Let’s talk about the garden for a moment. This was a beautiful and magical place full of peace and serenity. It’s where the very first life began and where it spiritually ended. We can assume that the mist watered the crops in Eden. Especially since Adam is there to tend to the plants. If we do think that the mist continued to water the plants, then we need to question when it stopped.
“(17)To Adam he said, “Because you listened to your wife and ate fruit from the tree about which I commanded you, ‘You must not eat from it,’ “Cursed is the ground because of you; through painful toil you will eat food from it all the days of your life. (18) It will produce thorns and thistles for you, and you will eat the plants of the field. (19) By the sweat of your brow you will eat your food until you return to the ground, since from it you were taken; for dust you are and to dust you will return.” – Genesis 3:17-19
Man would fight with the earth to produce the food we need to live. It’s safe to say that this could be when the rain began because it’d be a sign of faith. Adam would have needed to rely on God to give the water for their food to grow. Having the mist during our punishment wouldn’t make sense. It would be like God is saying, “You are on your own except for this mist that waters your plants for you.” I’m not God, but I think it would bring Him more glory if humans had to have faith that He would give.
“Seven days from now I will send rain on the earth for forty days and forty nights, and I will wipe from the face of the earth every living creature I have made.” – Genesis 7:4
One of the reasons why this is a debate is because of the Silence. Scripture never mentions rain again until Chapter six when Noah’s story begins. Among the wicked, Noah was a righteous man of God. After God tells Noah His plan to destroy the earth with a mighty flood, Noah builds the ark for a hundred and twenty years.
“(11) In the six-hundredth year of Noah’s life, on the seventeenth day of the second month—on that day all the springs of the great deep burst forth, and the floodgates of the heavens were opened. (12) And rain fell on the earth forty days and forty nights.”

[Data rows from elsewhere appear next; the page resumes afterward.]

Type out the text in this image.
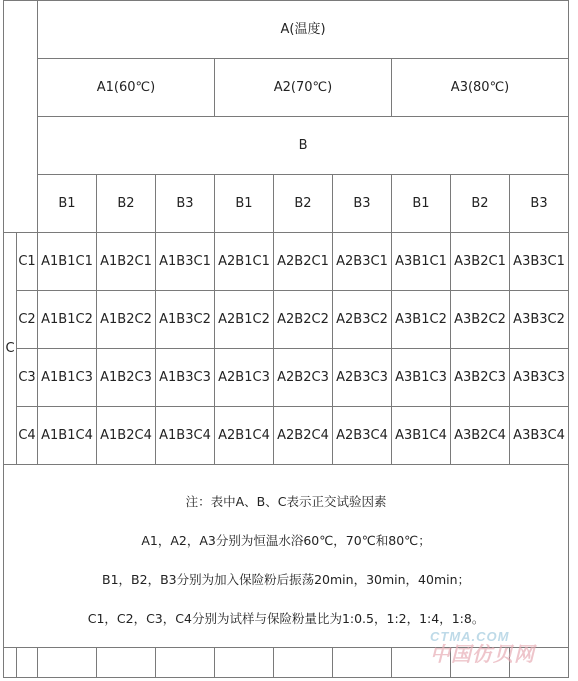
		A(温度)								
		A1(60℃)			A2(70℃)			A3(80℃)		
		B								
		B1	B2	B3	B1	B2	B3	B1	B2	B3
C	C1	A1B1C1	A1B2C1	A1B3C1	A2B1C1	A2B2C1	A2B3C1	A3B1C1	A3B2C1	A3B3C1
	C2	A1B1C2	A1B2C2	A1B3C2	A2B1C2	A2B2C2	A2B3C2	A3B1C2	A3B2C2	A3B3C2
	C3	A1B1C3	A1B2C3	A1B3C3	A2B1C3	A2B2C3	A2B3C3	A3B1C3	A3B2C3	A3B3C3
	C4	A1B1C4	A1B2C4	A1B3C4	A2B1C4	A2B2C4	A2B3C4	A3B1C4	A3B2C4	A3B3C4

注：表中A、B、C表示正交试验因素
A1，A2，A3分别为恒温水浴60℃，70℃和80℃；
B1，B2，B3分别为加入保险粉后振荡20min，30min，40min；
C1，C2，C3，C4分别为试样与保险粉量比为1:0.5，1:2，1:4，1:8。										

CTMA.COM
中国仿贝网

There are people who think that these “Floodgates” are symbolic to the first rain. This verse is the first time that Scripture ever mentions the skies opening and it raining. So The “Floodgates of Heaven” opening could mean a huge moment in biblical history where everyone looked up in alarm and saw something they’d never seen before. However, after the flood scripture states that the floodgates closed.
“Now the springs of the deep and the floodgates of the heavens had been closed, and the rain had stopped falling from the sky.” – Genesis 8:2
If this had been the first rain where the floodgates opened, then wouldn’t that mean closing them would cause it to never rain again? I also have a theory that if this were the first rain then it would bring more glory to God. An intriguing thought is that God would wait until mankind’s destruction for it to rain.
It makes sense for scripture to mention it since the bible show’s God’s glory. Of all these evil doings there is a God who is merciful, forgiving, and never-changing. It makes sense to me that scripture would have said, “This was the first rain” or, “No one had seen rain before.”
The point is that there is no real answer. Scripture doesn’t tell us when the first rain occurred. All it says is there was a mist during creation and then it rained six chapters later. God could have made it this way so that we know there was a way of watering the earth before the flood because rain didn’t occur yet. He also might think that He doesn’t need to spell it out for us. My idea is that it isn’t important. Whether it occurred during creation, in Eden, before or after the flood, it doesn’t matter.
God created it. Who cares when it happened?